Cette semaine, La Rotonde présentait Élégie II, de la chorégraphe Annie Gagnon, un spectacle «émergeant d’une pulsion vitale de dénoncer la violence» et qui «explore avec acuité les multiples retentissements qu’elle provoque en nous.»
Par Frédérik Dompierre-Beaulieu (elle), cheffe de pupitre aux arts
Interprétation : Cloé Arias, Marie-Chantale Béland, Léa Ratycz-Légaré, Ariane Voineau | Interprète-doublure : Sonia Montminy | Musique sur scène : Jean-Louis Blouin (alto), Raphaël Dubé (violoncelle) et Noëlla Bouchard en remplacement de Michelle Seto (violon) des Violons du Roy
Là où Les jolies choses de Catherine Gaudet faisait dans le tissé serré – autant en ce qui concerne la partition chorégraphique que la dynamique entre les interprètes, dont les cœurs battaient à l’unisson -, Élégie II opte plutôt pour quelque chose de plus sporadique, peut-être, de plus irrégulier, mais dont la force d’éclat n’en est pas pour autant amoindrie. Outre les canons et les réactions en chaîne qui laissent déjà entrevoir les effets d’une violence retentissante et faite d’échos, la pièce et le rythme de ses différents tableaux font en sorte que les interprètes s’expriment parfois en groupe, parfois en simultané de leur côté ou tout simplement à tour de rôle. Il y a là une forme de liberté et d’écoute, aussi, qui non seulement permet de varier en intensité et de leur laisser le temps de souffler – on oublie parfois l’ampleur de l’exercice physique auquel nous sommes en train d’assister -, mais qui témoigne aussi de l’appropriation d’une violence plurielle, plus encore d’un pont se tissant tranquillement entre le collectif et le singulier.

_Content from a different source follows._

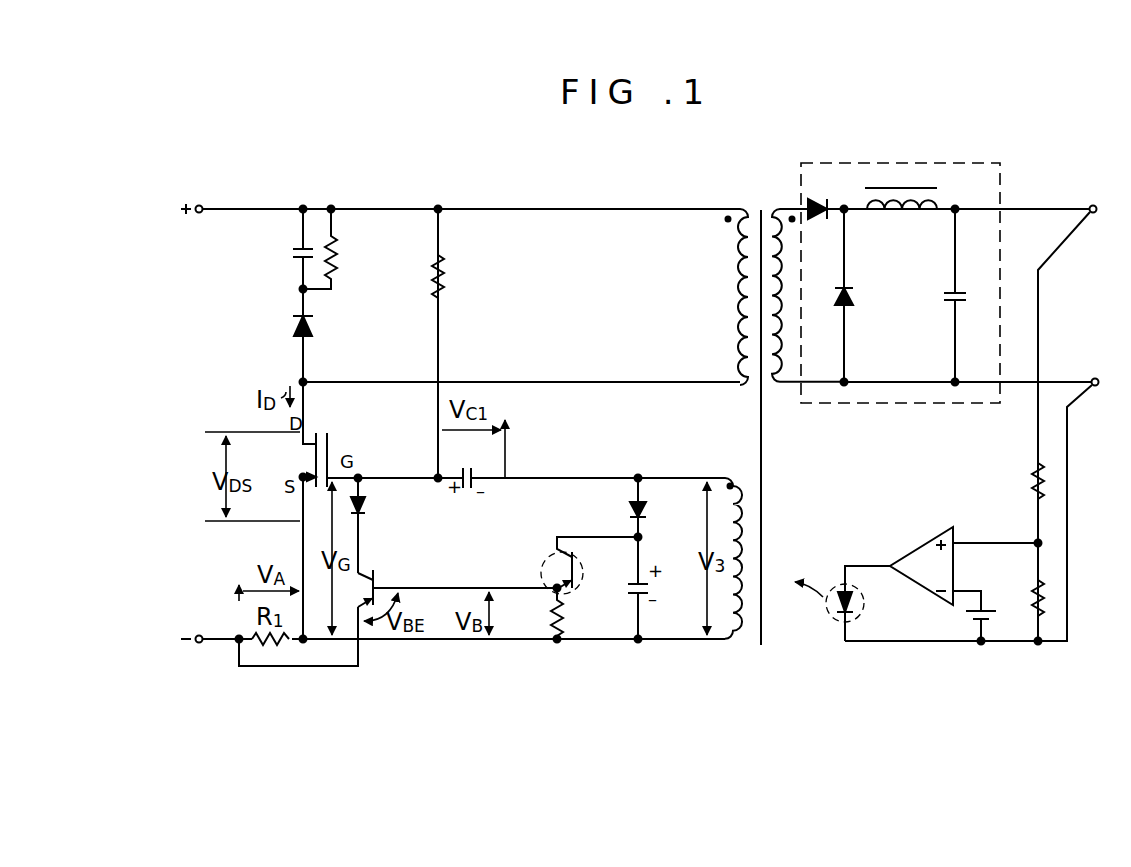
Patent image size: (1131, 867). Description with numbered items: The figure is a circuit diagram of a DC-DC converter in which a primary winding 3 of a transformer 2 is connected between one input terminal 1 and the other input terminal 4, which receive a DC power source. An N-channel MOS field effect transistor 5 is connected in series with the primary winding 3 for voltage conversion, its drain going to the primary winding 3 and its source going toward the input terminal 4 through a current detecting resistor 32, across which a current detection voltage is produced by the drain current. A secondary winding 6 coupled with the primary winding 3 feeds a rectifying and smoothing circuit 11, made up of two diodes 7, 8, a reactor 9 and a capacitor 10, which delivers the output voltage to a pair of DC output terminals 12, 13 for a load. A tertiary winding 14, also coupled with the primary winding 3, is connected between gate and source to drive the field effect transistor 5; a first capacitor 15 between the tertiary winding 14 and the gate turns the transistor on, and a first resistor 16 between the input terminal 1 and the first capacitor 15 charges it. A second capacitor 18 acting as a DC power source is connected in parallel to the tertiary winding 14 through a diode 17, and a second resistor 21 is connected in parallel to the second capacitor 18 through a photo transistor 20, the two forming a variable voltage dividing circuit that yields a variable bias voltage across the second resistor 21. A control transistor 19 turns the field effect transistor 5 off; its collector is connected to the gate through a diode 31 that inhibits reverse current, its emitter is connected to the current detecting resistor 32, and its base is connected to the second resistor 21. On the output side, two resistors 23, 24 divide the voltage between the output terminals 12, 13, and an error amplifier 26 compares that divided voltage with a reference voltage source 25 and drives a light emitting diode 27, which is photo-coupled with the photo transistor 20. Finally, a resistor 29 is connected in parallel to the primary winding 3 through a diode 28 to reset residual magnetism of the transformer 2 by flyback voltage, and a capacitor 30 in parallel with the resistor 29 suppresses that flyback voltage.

L’ambiance musicale y est d’ailleurs pour beaucoup en ce qui a trait à cette charge émotive, palpable du début à la fin. Nous aurions sérieusement pu croire à une bande sonore tout droit sortie de films de science-fiction ou d’action ou alors d’univers vidéoludiques à la Disco Élysium. La musique n’est pas nécessairement maximaliste, mais rend surtout compte d’une tension narrative, dramatique et émotive, amplifiée par la présence de trois musicien.nes des Violons du Roy. Ce n’est pas tous les jours que nous avons droit à une prestation de danse durant laquelle des musicien.nes accompagnent les danseur.euses interprètes en direct, en plus d’être directement intégré.es à la pièce, faisait, par moments, intégralement partie de l’espace scénique et chorégraphique. Cela participe de manière singulière à la mise en récit ; on s’y sentait d’autant plus investi.es.

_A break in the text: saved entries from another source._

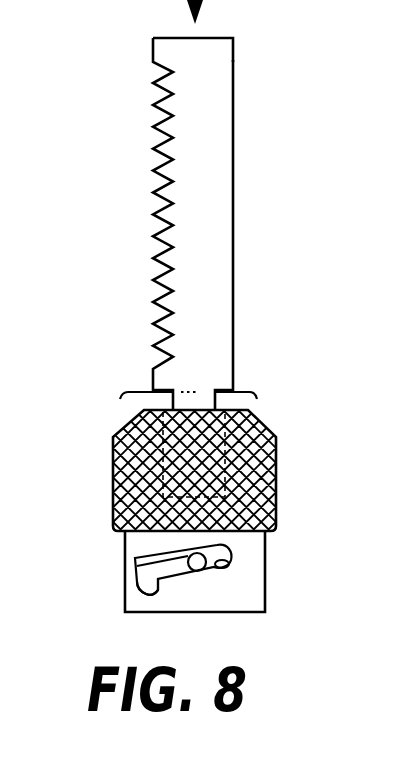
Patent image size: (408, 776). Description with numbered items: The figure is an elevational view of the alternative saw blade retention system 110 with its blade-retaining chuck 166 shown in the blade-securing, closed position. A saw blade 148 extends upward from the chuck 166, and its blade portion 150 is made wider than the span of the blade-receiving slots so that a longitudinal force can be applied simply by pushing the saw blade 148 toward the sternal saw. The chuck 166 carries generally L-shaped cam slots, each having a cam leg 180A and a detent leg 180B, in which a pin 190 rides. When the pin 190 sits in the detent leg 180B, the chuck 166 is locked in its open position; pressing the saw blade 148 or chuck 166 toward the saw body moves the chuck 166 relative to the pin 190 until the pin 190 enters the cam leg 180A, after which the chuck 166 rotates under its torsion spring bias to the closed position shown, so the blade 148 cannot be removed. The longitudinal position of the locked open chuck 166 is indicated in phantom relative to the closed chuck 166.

The saw blade retention system 110 is at (283, 355).
The saw blade 148 is at (236, 92).
The blade portion 150 is at (220, 163).
The blade-retaining chuck 166 is at (275, 433).
The pin 190 is at (136, 565).
The cam leg 180A is at (229, 563).
The detent leg 180B is at (138, 578).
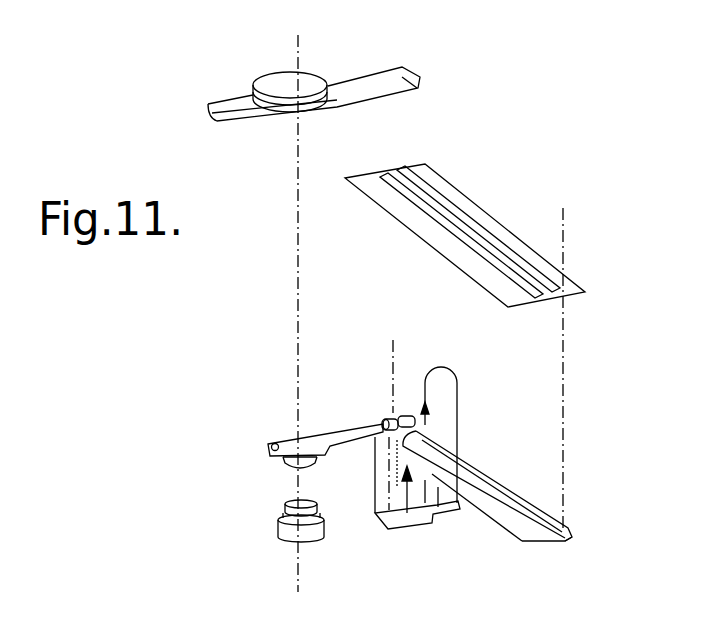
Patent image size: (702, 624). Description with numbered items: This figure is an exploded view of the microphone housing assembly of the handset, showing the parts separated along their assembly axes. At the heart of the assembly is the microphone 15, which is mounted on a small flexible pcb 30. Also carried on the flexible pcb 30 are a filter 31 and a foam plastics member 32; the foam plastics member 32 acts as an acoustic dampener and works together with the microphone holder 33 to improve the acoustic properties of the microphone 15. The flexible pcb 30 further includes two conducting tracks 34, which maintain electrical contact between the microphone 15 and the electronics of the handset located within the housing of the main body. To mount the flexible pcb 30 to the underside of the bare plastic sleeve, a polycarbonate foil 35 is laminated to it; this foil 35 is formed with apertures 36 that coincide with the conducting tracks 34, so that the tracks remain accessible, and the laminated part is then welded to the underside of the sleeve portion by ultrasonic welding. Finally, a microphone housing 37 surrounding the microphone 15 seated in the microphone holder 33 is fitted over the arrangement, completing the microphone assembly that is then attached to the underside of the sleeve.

The microphone 15 is at (283, 470).
The flexible pcb 30 is at (515, 485).
The filter 31 is at (404, 413).
The foam plastics member 32 is at (398, 527).
The microphone holder 33 is at (317, 537).
The conducting tracks 34 is at (572, 538).
The polycarbonate foil 35 is at (518, 191).
The apertures 36 is at (298, 305).
The microphone housing 37 is at (306, 74).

Le moment avec la plateforme surélevée et mouvante et les éclairages horizontales semblent le mieux lier les différents éléments qui traversent la pièce, c’est-à-dire l’utilisation d’accessoires, la composition musicale à la fois préenregistrée et jouée, les mouvements, saccadés, compulsifs voir désarticulés et leur interprétation, leur incarnation, et le lien avec le public, à travers un regard soutenu. La plateforme, haute et relativement étroite, poussée par une autre interprète, semble d’une part faire de sa prisonnière une bête de foire, dans une optique de monstration, et, d’autre part, rendre compte d’une forme d’isolation dans la folie et la douleur. Moment fort du spectacle, très intense, il dédouble la posture des spectateur.rices, qui sont témoins de la souffrance tout autant qu’iels y sont plongé.es.
Si l’on peut se questionner sur la signification et l’utilité de certains accessoires à des moments donnés durant la pièce, qui peuvent peut-être alourdir quelques-unes des séquences – après, on pourrait faire tout un parallèle avec le poids de la violence, contrairement à quelque chose qui se serait voulu presque trop fluide, léger, facile – Élégie II s’avère sans aucun doute cathartique. La fin n’est pas satisfaisante en soi en ce sens qu’elle ne propose pas de «résolution», disons traditionnelle, mais nous offre, au contraire, une dernière remontée certes douloureuse, tout en intensité, une dernière seconde au bout du souffle avant que tout n’explose puis ne s’écroule.